Spätestens mit dem Pariser Klimaabkommen der Vereinten Nationen im Jahr 2015 sind nachhaltige Geldanlagen im Aufwind. Anleger*innen legen vermehrt Wert darauf, was mit ihrem Vermögen passiert. Dementsprechend wächst das Angebot, zurzeit sollen pro Jahresquartal 100 neue Nachhaltigkeitsfonds auf den europäischen Markt kommen.

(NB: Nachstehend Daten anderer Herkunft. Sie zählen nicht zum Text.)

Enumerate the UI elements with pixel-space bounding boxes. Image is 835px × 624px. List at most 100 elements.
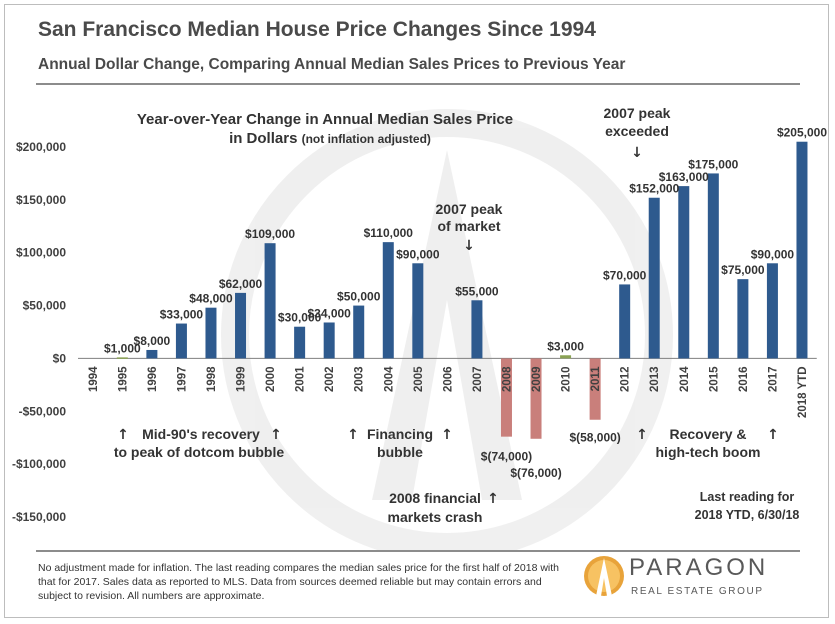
y-tick-label: -$50,000 [19,404,67,418]
title-divider [36,83,800,85]
data-label: $55,000 [455,284,499,298]
bar [796,141,808,359]
x-tick-label: 2007 [472,366,484,392]
bar [382,242,394,359]
x-tick-label: 2002 [324,366,336,392]
page-subtitle: Annual Dollar Change, Comparing Annual M… [38,56,626,73]
annotation-financing-line1: Financing [367,426,433,442]
up-arrow-icon: ↑ [767,427,779,443]
annotation-peak-exceeded-line1: 2007 peak [604,105,671,121]
bar [353,305,365,359]
x-tick-label: 2015 [708,366,720,392]
x-tick-label: 2004 [383,366,395,392]
x-tick-label: 2008 [501,366,513,392]
annotation-2007-peak-line2: of market [437,218,500,234]
annotation-mid90s-line1: Mid-90's recovery [142,426,260,442]
x-tick-label: 2014 [679,366,691,392]
data-label: $34,000 [307,306,351,320]
x-tick-label: 2000 [265,366,277,392]
bar [116,357,128,359]
annotation-last-reading-line2: 2018 YTD, 6/30/18 [695,508,800,522]
bar [707,173,719,359]
data-label: $175,000 [688,157,738,171]
footnote: No adjustment made for inflation. The la… [38,562,559,602]
bar [530,358,542,439]
data-label: $(74,000) [481,450,532,464]
data-label: $205,000 [777,126,827,140]
y-tick-label: $150,000 [16,193,66,207]
x-tick-label: 2006 [442,366,454,392]
data-label: $75,000 [721,263,765,277]
y-tick-label: -$100,000 [12,457,66,471]
logo-tagline: REAL ESTATE GROUP [631,586,764,597]
annotation-last-reading-line1: Last reading for [700,490,795,504]
bar [589,358,601,420]
annotation-peak-exceeded-line2: exceeded [605,123,669,139]
annotation-recovery-line2: high-tech boom [656,444,761,460]
bar [294,326,306,359]
up-arrow-icon: ↑ [636,427,648,443]
data-label: $90,000 [396,247,440,261]
x-tick-label: 2003 [354,366,366,392]
x-tick-label: 1996 [147,366,159,392]
x-tick-label: 2005 [413,366,425,392]
annotation-crash-line1: 2008 financial [389,490,481,506]
data-label: $50,000 [337,290,381,304]
x-tick-label: 1995 [117,366,129,392]
bar [619,284,631,359]
chart-title-line2: in Dollars (not inflation adjusted) [229,130,431,147]
paragon-logo: PARAGON REAL ESTATE GROUP [582,550,802,610]
chart-frame [4,4,829,618]
bar [737,279,749,359]
data-label: $(58,000) [569,431,620,445]
y-tick-label: -$150,000 [12,510,66,524]
data-label: $62,000 [219,277,263,291]
data-label: $8,000 [134,334,171,348]
logo-name: PARAGON [629,554,769,581]
data-label: $70,000 [603,268,647,282]
x-tick-label: 1997 [176,366,188,392]
data-label: $90,000 [751,247,795,261]
y-tick-label: $50,000 [23,299,67,313]
x-tick-label: 1998 [206,366,218,392]
x-tick-label: 2010 [561,366,573,392]
bar [500,358,512,437]
data-label: $152,000 [629,182,679,196]
bar [412,263,424,359]
bar [766,263,778,359]
bar [264,243,276,359]
data-label: $30,000 [278,311,322,325]
x-tick-label: 2013 [649,366,661,392]
annotation-mid90s-line2: to peak of dotcom bubble [114,444,285,460]
data-label: $(76,000) [510,466,561,480]
up-arrow-icon: ↑ [441,427,453,443]
y-tick-label: $0 [53,351,67,365]
x-tick-label: 2009 [531,366,543,392]
data-label: $163,000 [659,170,709,184]
chart-title: Year-over-Year Change in Annual Median S… [137,111,513,128]
bar [205,307,217,359]
x-tick-label: 2011 [590,366,602,392]
x-tick-label: 1994 [88,366,100,392]
up-arrow-icon: ↑ [347,427,359,443]
y-tick-label: $100,000 [16,246,66,260]
page-title: San Francisco Median House Price Changes… [38,18,596,41]
x-tick-label: 1999 [236,366,248,392]
bar [146,349,158,359]
data-label: $110,000 [364,226,414,240]
bar [471,300,483,359]
data-label: $1,000 [104,341,141,355]
bar [175,323,187,359]
bar [560,355,572,359]
data-label: $48,000 [189,292,233,306]
x-tick-label: 2017 [767,366,779,392]
x-tick-label: 2012 [620,366,632,392]
annotation-recovery-line1: Recovery & [669,426,746,442]
up-arrow-icon: ↑ [270,427,282,443]
up-arrow-icon: ↑ [487,491,499,507]
annotation-crash-line2: markets crash [388,509,483,525]
data-label: $109,000 [245,227,295,241]
bar-chart: $200,000 $150,000 $100,000 $50,000 $0 -$50,00… [12,105,827,550]
x-tick-label: 2018 YTD [797,366,809,418]
x-tick-label: 2001 [295,366,307,392]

Die Deutsche Bank und ihre Tochter DWS haben ihre Wertpapierfonds inzwischen neu deklariert: Wie auch andere deutsche Fondsanbieter stufen sie ihre Angebote still und heimlich von „dunkelgrün“ auf „hellgrün“ um. Die hellgrünen Fonds fallen unter Artikel 8 der EU-Verordnung, die weniger ehrgeizige Ziele verlangt. Der frühere Vorstandschef der DWS, Asoka Wöhrmann, musste indessen nach der Razzia im Mai 2022 den Chefsessel verlassen. Die Fondsgesellschaft verlor bereits ein Jahr zuvor auf einen Schlag eine Milliarde Euro an Börsenwert, nachdem sowohl die US-Börsenaufsicht SEC als auch die Frankfurter Staatsanwaltschaft Ermittlungen eingeleitet hatten.
Auch im Südtiroler Bankensektor gehört Nachhaltigkeit längst zum Marketingvokabular. Raiffeisen wirbt mit „Green“ und „Sustainability Bonds“. Die Sparkasse verspricht eine breite Palette an Produkten „mit einem hohen Maß an sozialer und ökologischer Verantwortung“. Zu kritischem Nachfragen ist hier wohl geraten. „Anleger*innen und Verbraucher*innen sollten in der Lage sein, informierte und fundierte Entscheidungen zu treffen“, so der Geschäftsführer des Verbraucherschutzvereins Robin, Walther Andreaus.